On the Limitations of General Purpose Domain Generalisation Methods

OpenReviewPDF
提交: 2024-09-27更新: 2025-02-05

摘要

关键词
Domain GeneralisationExcess RiskEmpirical Risk MinimisationMinimaxRademacher Complexity

评审与讨论

审稿意见
3

This paper investigates the problem of DG methods fail to substantially outperform ERM on rigorous DG benchmarks from a learning theory viewpoint. Particularly, the authors show that all learning algorithms converge slowly w.r.t. the number of training domains. For the constrained settings, ERM can achieve optimal learning rate towards the oracle. Overall, the current theoretical findings do not capture the fundamental aspects of DG problem, with conclusions that appear overly assertive.

优点

  • Present theoretical analysis on based on the Rademacher complexity measure.
  • Lower bound on the minimax excess risk is given.

缺点

  • The authors show that all learning algorithm converge slowly with respect to the number of training domains, implying lack of algorithmic progress. Specifically, they assert universal ERM optimality under asymptotic conditions with finite domains and samples, potentially overlooking domain-specific invariance properties and structural assumptions. Such a claim is too assertive (A typical example is the CMNIST, where ERM consistently performs worse than well-motivated DG algorithms). Without any specific characterizations on distribution shift [1],it is unlikely to capture the key factors governing generalization performance across domains.

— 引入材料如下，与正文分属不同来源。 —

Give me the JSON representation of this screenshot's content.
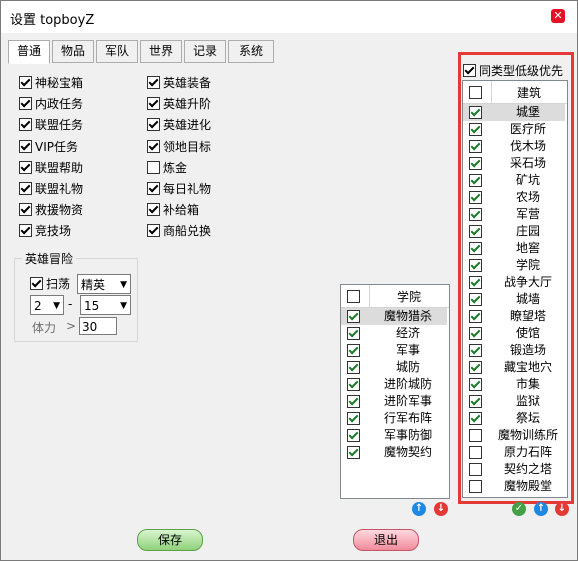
{
  "window": {
    "title": "设置 topboyZ",
    "close": "✕"
  },
  "tabs": [
    "普通",
    "物品",
    "军队",
    "世界",
    "记录",
    "系统"
  ],
  "left_checks": [
    {
      "label": "神秘宝箱",
      "checked": true
    },
    {
      "label": "内政任务",
      "checked": true
    },
    {
      "label": "联盟任务",
      "checked": true
    },
    {
      "label": "VIP任务",
      "checked": true
    },
    {
      "label": "联盟帮助",
      "checked": true
    },
    {
      "label": "联盟礼物",
      "checked": true
    },
    {
      "label": "救援物资",
      "checked": true
    },
    {
      "label": "竞技场",
      "checked": true
    }
  ],
  "right_checks": [
    {
      "label": "英雄装备",
      "checked": true
    },
    {
      "label": "英雄升阶",
      "checked": true
    },
    {
      "label": "英雄进化",
      "checked": true
    },
    {
      "label": "领地目标",
      "checked": true
    },
    {
      "label": "炼金",
      "checked": false
    },
    {
      "label": "每日礼物",
      "checked": true
    },
    {
      "label": "补给箱",
      "checked": true
    },
    {
      "label": "商船兑换",
      "checked": true
    }
  ],
  "hero_adventure": {
    "group_label": "英雄冒险",
    "sweep_label": "扫荡",
    "sweep_checked": true,
    "difficulty": "精英",
    "from": "2",
    "dash": "-",
    "to": "15",
    "stamina_label": "体力",
    "gt": ">",
    "stamina_value": "30"
  },
  "academy_list": {
    "header": "学院",
    "header_checked": true,
    "rows": [
      {
        "label": "魔物猎杀",
        "checked": true
      },
      {
        "label": "经济",
        "checked": true
      },
      {
        "label": "军事",
        "checked": true
      },
      {
        "label": "城防",
        "checked": true
      },
      {
        "label": "进阶城防",
        "checked": true
      },
      {
        "label": "进阶军事",
        "checked": true
      },
      {
        "label": "行军布阵",
        "checked": true
      },
      {
        "label": "军事防御",
        "checked": true
      },
      {
        "label": "魔物契约",
        "checked": true
      }
    ]
  },
  "building_panel": {
    "priority_label": "同类型低级优先",
    "priority_checked": true,
    "header": "建筑",
    "header_checked": false,
    "rows": [
      {
        "label": "城堡",
        "checked": true
      },
      {
        "label": "医疗所",
        "checked": true
      },
      {
        "label": "伐木场",
        "checked": true
      },
      {
        "label": "采石场",
        "checked": true
      },
      {
        "label": "矿坑",
        "checked": true
      },
      {
        "label": "农场",
        "checked": true
      },
      {
        "label": "军营",
        "checked": true
      },
      {
        "label": "庄园",
        "checked": true
      },
      {
        "label": "地窖",
        "checked": true
      },
      {
        "label": "学院",
        "checked": true
      },
      {
        "label": "战争大厅",
        "checked": true
      },
      {
        "label": "城墙",
        "checked": true
      },
      {
        "label": "瞭望塔",
        "checked": true
      },
      {
        "label": "使馆",
        "checked": true
      },
      {
        "label": "锻造场",
        "checked": true
      },
      {
        "label": "藏宝地穴",
        "checked": true
      },
      {
        "label": "市集",
        "checked": true
      },
      {
        "label": "监狱",
        "checked": true
      },
      {
        "label": "祭坛",
        "checked": true
      },
      {
        "label": "魔物训练所",
        "checked": false
      },
      {
        "label": "原力石阵",
        "checked": false
      },
      {
        "label": "契约之塔",
        "checked": false
      },
      {
        "label": "魔物殿堂",
        "checked": false
      }
    ]
  },
  "icons": {
    "up": "↑",
    "down": "↓",
    "ok": "✓"
  },
  "buttons": {
    "save": "保存",
    "exit": "退出"
  }
}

    [1] An Information-theoretic Approach to Distribution Shifts, NeurIPS 2021.

  • The theoretical results do not involve the algorithm architecture. For modern DNNs, the Rademacher complexity bounds are basically vacuous, we cannot gain meaningful insights from the current claims.

  • In practical, the i.i.d. assumption of domain is too restrictive to apply. Besides, as shown in previous study [2,3], proper assumptions about the problem statement and data-generating process plays a key role in characterize DG.

    [2] On learning invariant representations for domain adaptation, ICML 2019.

    [3] The risks of invariant risk minimization, ICLR 2021.

  • The main results are basically rooted in the pioneering theoretical investigation on ERM [4, 5]. The technical contributions on theoretical prove are quite limited.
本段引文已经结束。